The staffer returns to Trigoboff with the first printing in one hand and a copy of “The Joy of Lesbian Sex” in the other. “She says we’re charging $25 because we know she wants it,” she says. Trigoboff rebuts, “Twenty. Tell her twenty.”

The staffer leaves. Walcott deadpans: “I’ve never known more peace in my life.”

The center’s balagon (Hebrew for “crazy”) book-selling began 16 years ago as a fund-raiser for its child-care center. Back then, it managed to scrape together a few thousand book donations. Over the years, however, the sale has grown in size and effort. This year the sale boasts more than 100,000 books gathered by 100 volunteers.

“It required tremendous amounts of — I’d say manpower, but it was mostly woman power,” says Rabbi Gerald Skolnik, the center’s rabbi of 20 years. “It’s dirty, dusty grunt work,” he adds, describing the laborious process of sorting and stacking titles and records throughout the year.

The fund-raiser is expected to draw between $20,000 and $30,000 in the nine days. But it is by no means the most lucrative of the center’s fund-raisers. “It’s nothing compared to the high holiday appeal or the journal dinner dance,” says Skolnik, “but as a grassroots effort, it’s all volunteers.”

Much of the merchandise comes from private donations — families moving or estate sales — but many are solicited directly from publishers. Imprints include Simon and Schuster, Random House and Harper Collins, which with others donated excess copies and stacks of highly coveted editor’s proofs. Two years ago a first edition of “The Diary of Anne Frank” was discovered by a volunteer. It was saved for a public auction and eventually drew $250.

There is free admission to the sale with the exception of Saturday nights and the annual preview. The preview, traditionally called “Dealer Night,” is when professional booksellers for a tense and harried four hours mine the mass collection.

Tom Plasko a dealer from Douglaston, fingers the pages of a first-edition Rilke. The asking price is $2. He expects to resell it for $25. Picking up an Italian translation of Heinrich Hein’s poetry, Plasko says the book is not without flaws. “It’s not a first edition, but it has nice illustrations. How much it’s worth I don’t know.”

Surveying the increasingly quiet room as its closing hour draws near, Walcott observes the dealers with an anthropologist’s eye. “You see what they’re doing,” she says, motioning to a pile of books draped with a jacket. “One guy had an Army duffel bag, and he filled it to prevent other people from getting them.”

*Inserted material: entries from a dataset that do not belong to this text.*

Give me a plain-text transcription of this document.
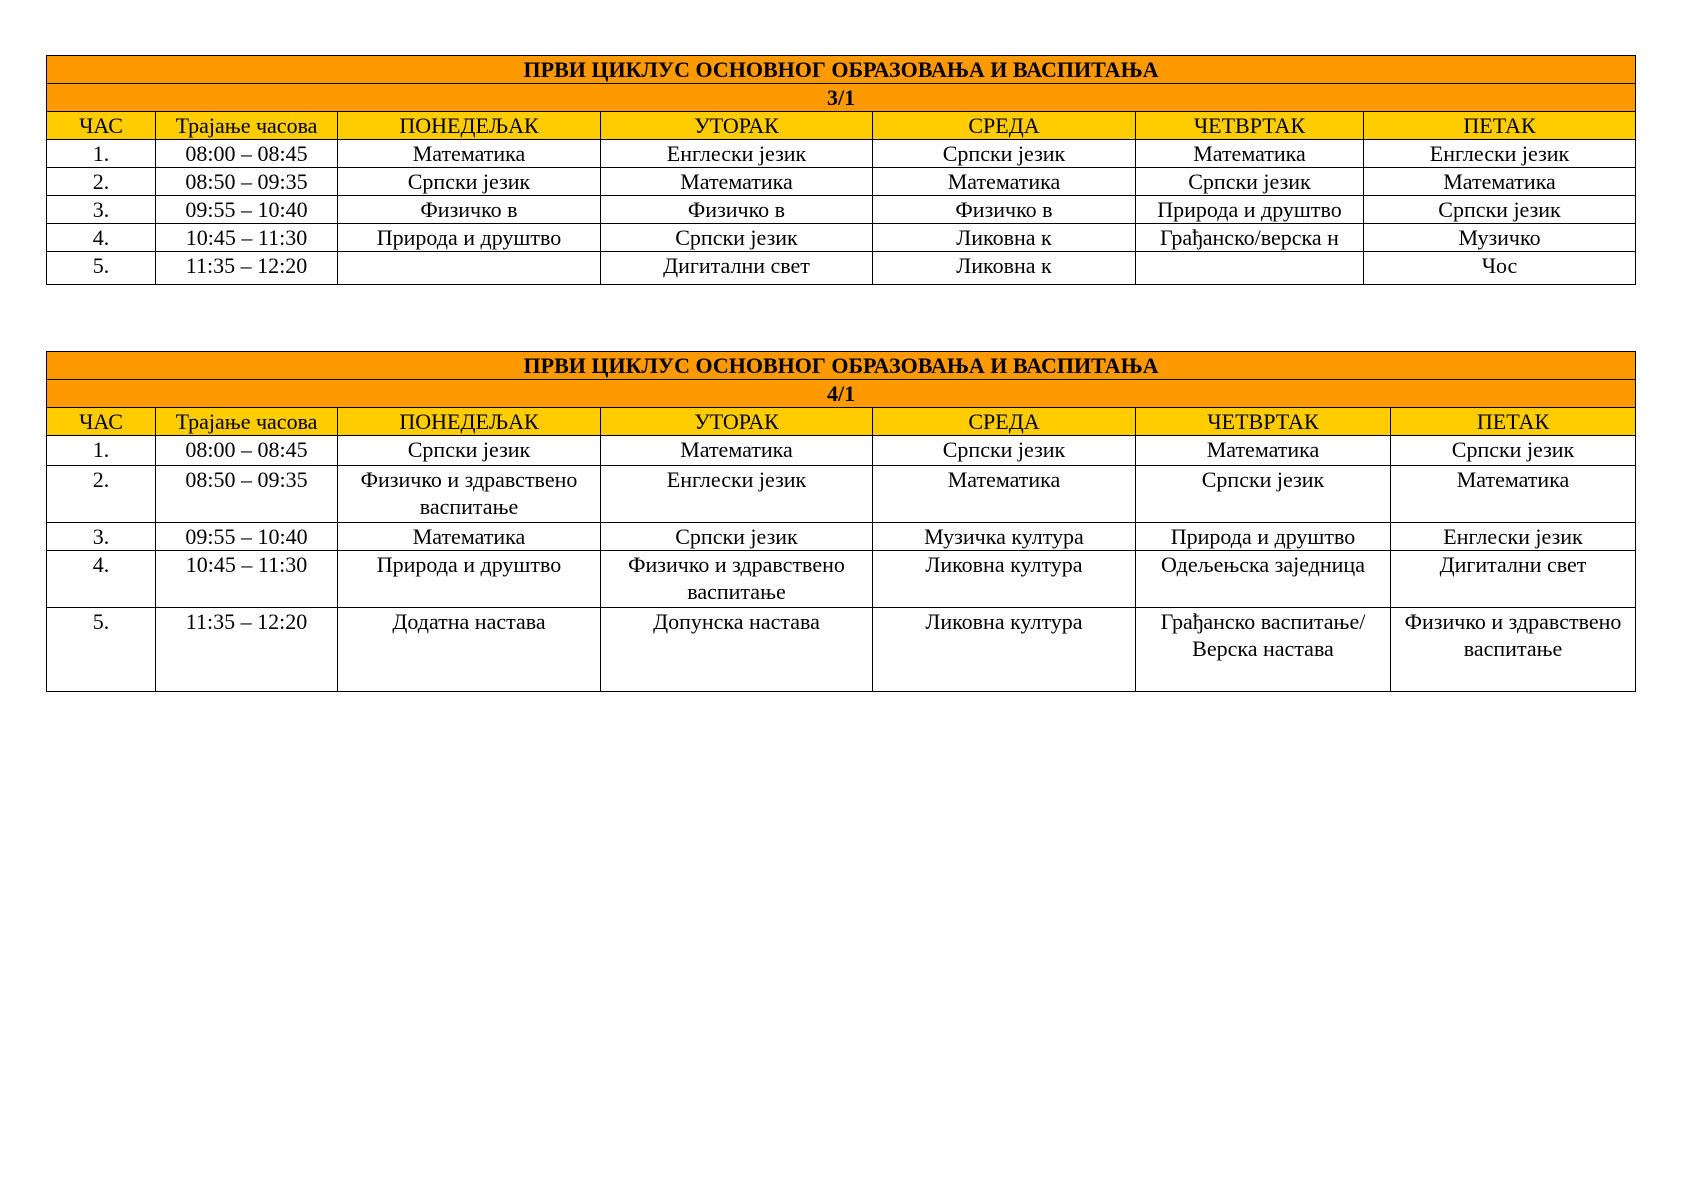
ПРВИ ЦИКЛУС ОСНОВНОГ ОБРАЗОВАЊА И ВАСПИТАЊА						
3/1						
ЧАС	Трајање часова	ПОНЕДЕЉАК	УТОРАК	СРЕДА	ЧЕТВРТАК	ПЕТАК
1.	08:00 – 08:45	Математика	Енглески језик	Српски језик	Математика	Енглески језик
2.	08:50 – 09:35	Српски језик	Математика	Математика	Српски језик	Математика
3.	09:55 – 10:40	Физичко в	Физичко в	Физичко в	Природа и друштво	Српски језик
4.	10:45 – 11:30	Природа и друштво	Српски језик	Ликовна к	Грађанско/верска н	Музичко
5.	11:35 – 12:20		Дигитални свет	Ликовна к		Чос
ПРВИ ЦИКЛУС ОСНОВНОГ ОБРАЗОВАЊА И ВАСПИТАЊА						
4/1						
ЧАС	Трајање часова	ПОНЕДЕЉАК	УТОРАК	СРЕДА	ЧЕТВРТАК	ПЕТАК
1.	08:00 – 08:45	Српски језик	Математика	Српски језик	Математика	Српски језик
2.	08:50 – 09:35	Физичко и здравствено васпитање	Енглески језик	Математика	Српски језик	Математика
3.	09:55 – 10:40	Математика	Српски језик	Музичка култура	Природа и друштво	Енглески језик
4.	10:45 – 11:30	Природа и друштво	Физичко и здравствено васпитање	Ликовна култура	Одељењска заједница	Дигитални свет
5.	11:35 – 12:20	Додатна настава	Допунска настава	Ликовна култура	Грађанско васпитање/Верска настава	Физичко и здравствено васпитање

The tactic, Walcott says, is to hoard as many books as possible on arrival. Only later does the whittling-down begin. Walcott says the private purchaser also employs jungle tactics — for example, deliberately mis-shelving a book so it goes unnoticed.

“It’s like Loehmann’s when you find this great size 8 stashed in the size 16s,” Walcott says.

David Manso, a bookseller from Little Neck, squats on the floor in an old pair of red Converse high-tops, jeans and a faded plaid shirt. A box of Marlboro reds is stashed in his shirt pocket and his face glistens with sweat.

“The pickings are pretty slim,” Manso says. “Many sales don’t like dealers. This sale accommodates them.”

Dealers are not known for their civility, Manso says, especially in tight quarters. “They’re too greedy. I’ve seen fights break out, books thrown, punches thrown. Your adrenaline starts pumping and you’re knocking little old ladies out of your way,” he says.

A few tables away, Foula Hristakis, a graphic designer from Forest Hills, gently thumbs through a crumbling collection of etchings. The parched pages contain the black and white works of Albrecht Durer. A glimpse at the title page shows it had been in the Guggenheim Memorial Library.

“Somebody’s trashing this. I can’t believe it,” Hristakis says eyeing the individual prints. “It’s falling apart, but I’d happily frame every last one of these.”